Why album art still matters
Briefly

At the turn of the millennium heavy music album art favored jagged typography, graffiti-style emblems and distressed image filters. Frank Maddocks joined Warner Records in 1999 and secured the Deftones' White Pony project despite label boundaries. White Pony, released in 2000, used a silver sheen and quiet silhouette that contrasted the era's visual clutter and mirrored the band's separation from the nu-metal label. The collaboration between Maddocks and frontman Chino Moreno has continued across every subsequent Deftones record, producing motifs such as an iconic skull, sex tape–inspired aesthetics, and repurposed wildlife photography through Private Music.
The turn of the millennium saw the landscape of heavy music dominated by a particular album art aesthetic: jagged typography, graffiti-style emblems and distressed image filters. Some worked, some didn't, but the arrival of Sacramento alt-rockers Deftones' third LP, White Pony, with its silver sheen and quiet silhouette offered a stark and disarmingly clean alternative with not a gothic band logo in sight.

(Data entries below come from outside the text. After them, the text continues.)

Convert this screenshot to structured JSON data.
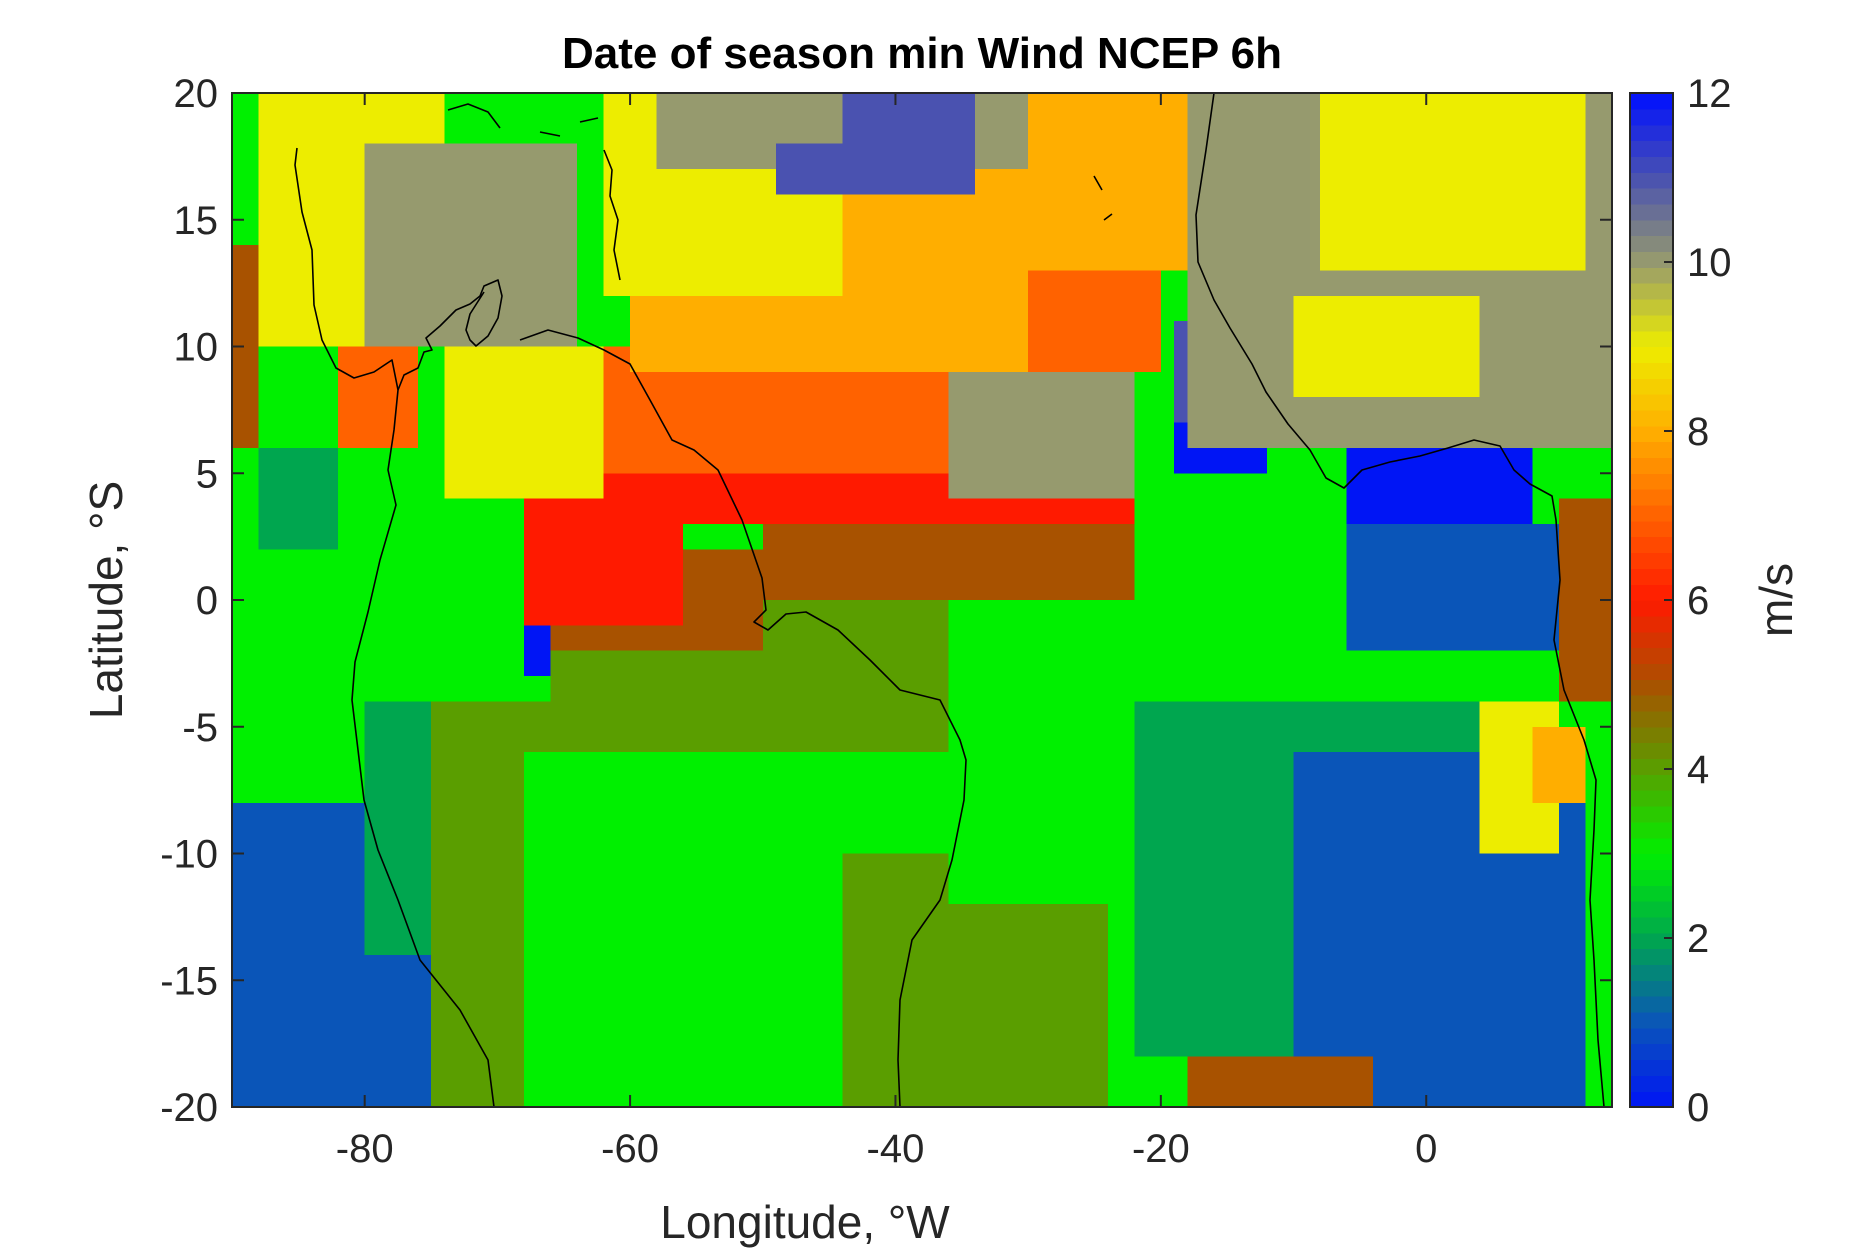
{
  "title": "Date of season min Wind NCEP 6h",
  "xlabel": "Longitude, °W",
  "ylabel": "Latitude, °S",
  "colorbar": {
    "label": "m/s",
    "range": [
      0,
      12
    ],
    "ticks": [
      "0",
      "2",
      "4",
      "6",
      "8",
      "10",
      "12"
    ],
    "stops": [
      {
        "value": 0,
        "color": "#0015f5"
      },
      {
        "value": 1,
        "color": "#0a55b8"
      },
      {
        "value": 2,
        "color": "#00a64f"
      },
      {
        "value": 3,
        "color": "#00f000"
      },
      {
        "value": 4,
        "color": "#5a9e00"
      },
      {
        "value": 5,
        "color": "#a85200"
      },
      {
        "value": 6,
        "color": "#ff1a00"
      },
      {
        "value": 7,
        "color": "#ff6200"
      },
      {
        "value": 8,
        "color": "#ffae00"
      },
      {
        "value": 9,
        "color": "#eded00"
      },
      {
        "value": 10,
        "color": "#969a6e"
      },
      {
        "value": 11,
        "color": "#4a52b0"
      },
      {
        "value": 12,
        "color": "#0010ff"
      }
    ]
  },
  "chart_data": {
    "type": "heatmap",
    "title": "Date of season min Wind NCEP 6h",
    "xlabel": "Longitude, °W",
    "ylabel": "Latitude, °S",
    "xlim": [
      -90,
      14
    ],
    "ylim": [
      -20,
      20
    ],
    "xticks": [
      "-80",
      "-60",
      "-40",
      "-20",
      "0"
    ],
    "xtick_values": [
      -80,
      -60,
      -40,
      -20,
      0
    ],
    "yticks": [
      "-20",
      "-15",
      "-10",
      "-5",
      "0",
      "5",
      "10",
      "15",
      "20"
    ],
    "ytick_values": [
      -20,
      -15,
      -10,
      -5,
      0,
      5,
      10,
      15,
      20
    ],
    "colorbar_label": "m/s",
    "colorbar_range": [
      0,
      12
    ],
    "regions": [
      {
        "lon": [
          -90,
          14
        ],
        "lat": [
          -20,
          20
        ],
        "value": 3
      },
      {
        "lon": [
          -90,
          -74
        ],
        "lat": [
          -20,
          -8
        ],
        "value": 1
      },
      {
        "lon": [
          -80,
          -72
        ],
        "lat": [
          -14,
          -4
        ],
        "value": 2
      },
      {
        "lon": [
          -75,
          -52
        ],
        "lat": [
          -20,
          -4
        ],
        "value": 4
      },
      {
        "lon": [
          -68,
          -50
        ],
        "lat": [
          -20,
          -6
        ],
        "value": 3
      },
      {
        "lon": [
          -55,
          -38
        ],
        "lat": [
          -20,
          -6
        ],
        "value": 3
      },
      {
        "lon": [
          -66,
          -36
        ],
        "lat": [
          -6,
          2
        ],
        "value": 4
      },
      {
        "lon": [
          -44,
          -24
        ],
        "lat": [
          -20,
          -10
        ],
        "value": 4
      },
      {
        "lon": [
          -36,
          -20
        ],
        "lat": [
          -12,
          2
        ],
        "value": 3
      },
      {
        "lon": [
          -22,
          4
        ],
        "lat": [
          -18,
          -4
        ],
        "value": 2
      },
      {
        "lon": [
          -10,
          12
        ],
        "lat": [
          -20,
          -6
        ],
        "value": 1
      },
      {
        "lon": [
          -18,
          -4
        ],
        "lat": [
          -20,
          -18
        ],
        "value": 5
      },
      {
        "lon": [
          -6,
          12
        ],
        "lat": [
          -2,
          3
        ],
        "value": 1
      },
      {
        "lon": [
          -6,
          8
        ],
        "lat": [
          3,
          6
        ],
        "value": 0
      },
      {
        "lon": [
          -19,
          -12
        ],
        "lat": [
          5,
          7
        ],
        "value": 0
      },
      {
        "lon": [
          -19,
          -8
        ],
        "lat": [
          7,
          11
        ],
        "value": 11
      },
      {
        "lon": [
          -66,
          -50
        ],
        "lat": [
          -2,
          2
        ],
        "value": 5
      },
      {
        "lon": [
          -50,
          -22
        ],
        "lat": [
          0,
          3
        ],
        "value": 5
      },
      {
        "lon": [
          -68,
          -56
        ],
        "lat": [
          -1,
          6
        ],
        "value": 6
      },
      {
        "lon": [
          -56,
          -22
        ],
        "lat": [
          3,
          6
        ],
        "value": 6
      },
      {
        "lon": [
          -62,
          -30
        ],
        "lat": [
          5,
          10
        ],
        "value": 7
      },
      {
        "lon": [
          -34,
          -20
        ],
        "lat": [
          9,
          15
        ],
        "value": 7
      },
      {
        "lon": [
          -60,
          -30
        ],
        "lat": [
          9,
          13
        ],
        "value": 8
      },
      {
        "lon": [
          -44,
          -18
        ],
        "lat": [
          13,
          20
        ],
        "value": 8
      },
      {
        "lon": [
          -74,
          -62
        ],
        "lat": [
          4,
          10
        ],
        "value": 9
      },
      {
        "lon": [
          -88,
          -74
        ],
        "lat": [
          10,
          20
        ],
        "value": 9
      },
      {
        "lon": [
          -62,
          -44
        ],
        "lat": [
          12,
          20
        ],
        "value": 9
      },
      {
        "lon": [
          -80,
          -64
        ],
        "lat": [
          10,
          18
        ],
        "value": 10
      },
      {
        "lon": [
          -58,
          -30
        ],
        "lat": [
          17,
          20
        ],
        "value": 10
      },
      {
        "lon": [
          -36,
          -22
        ],
        "lat": [
          4,
          9
        ],
        "value": 10
      },
      {
        "lon": [
          -18,
          14
        ],
        "lat": [
          6,
          20
        ],
        "value": 10
      },
      {
        "lon": [
          -8,
          12
        ],
        "lat": [
          13,
          20
        ],
        "value": 9
      },
      {
        "lon": [
          -10,
          4
        ],
        "lat": [
          8,
          12
        ],
        "value": 9
      },
      {
        "lon": [
          -49,
          -44
        ],
        "lat": [
          16,
          18
        ],
        "value": 11
      },
      {
        "lon": [
          -44,
          -34
        ],
        "lat": [
          16,
          20
        ],
        "value": 11
      },
      {
        "lon": [
          4,
          10
        ],
        "lat": [
          -10,
          -4
        ],
        "value": 9
      },
      {
        "lon": [
          8,
          12
        ],
        "lat": [
          -8,
          -5
        ],
        "value": 8
      },
      {
        "lon": [
          10,
          14
        ],
        "lat": [
          -4,
          4
        ],
        "value": 5
      },
      {
        "lon": [
          -90,
          -76
        ],
        "lat": [
          -4,
          8
        ],
        "value": 3
      },
      {
        "lon": [
          -88,
          -82
        ],
        "lat": [
          2,
          6
        ],
        "value": 2
      },
      {
        "lon": [
          -90,
          -88
        ],
        "lat": [
          6,
          14
        ],
        "value": 5
      },
      {
        "lon": [
          -82,
          -76
        ],
        "lat": [
          6,
          10
        ],
        "value": 7
      },
      {
        "lon": [
          -68,
          -66
        ],
        "lat": [
          -3,
          -1
        ],
        "value": 0
      }
    ]
  }
}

"I had to raise my hand for that one because it would have never happened," he states. "Being at Warner Brothers, I wouldn't have got a Maverick project, but we bent the rules because I wanted to do it so badly. Luckily, I got it and flew up to Sausalito to meet with the band and hear the record. The rest is history."

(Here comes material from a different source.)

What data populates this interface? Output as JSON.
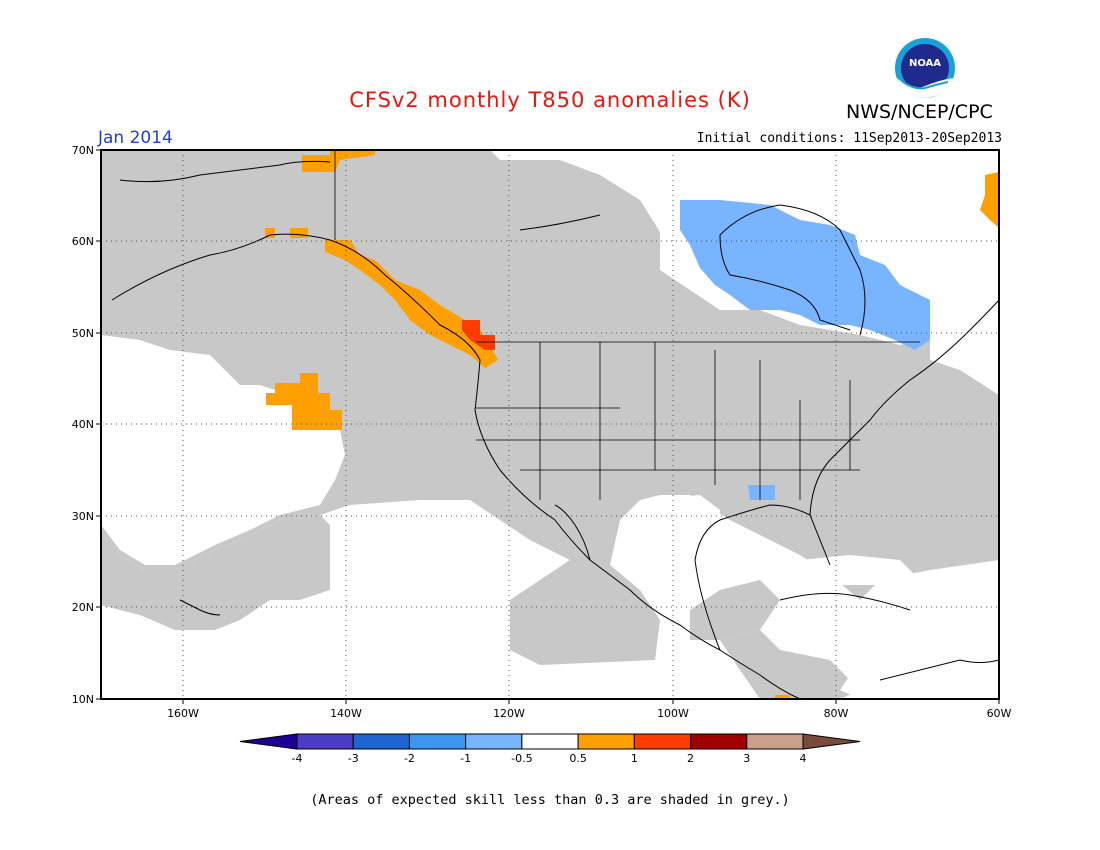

Released in 2000, White Pony's sleek minimalism stood apart from the era's visual clutter in much the same way that Deftones distanced themselves from the 'nu-metal' tag they were often lumped in with. Two decades on, Maddocks' and Deftones' relationship continues, spanning every record since, including their long-awaited tenth LP, Private Music. The collaboration has fostered something of a creative short-hand between Maddocks and Deftones' frontman, Chino Moreno.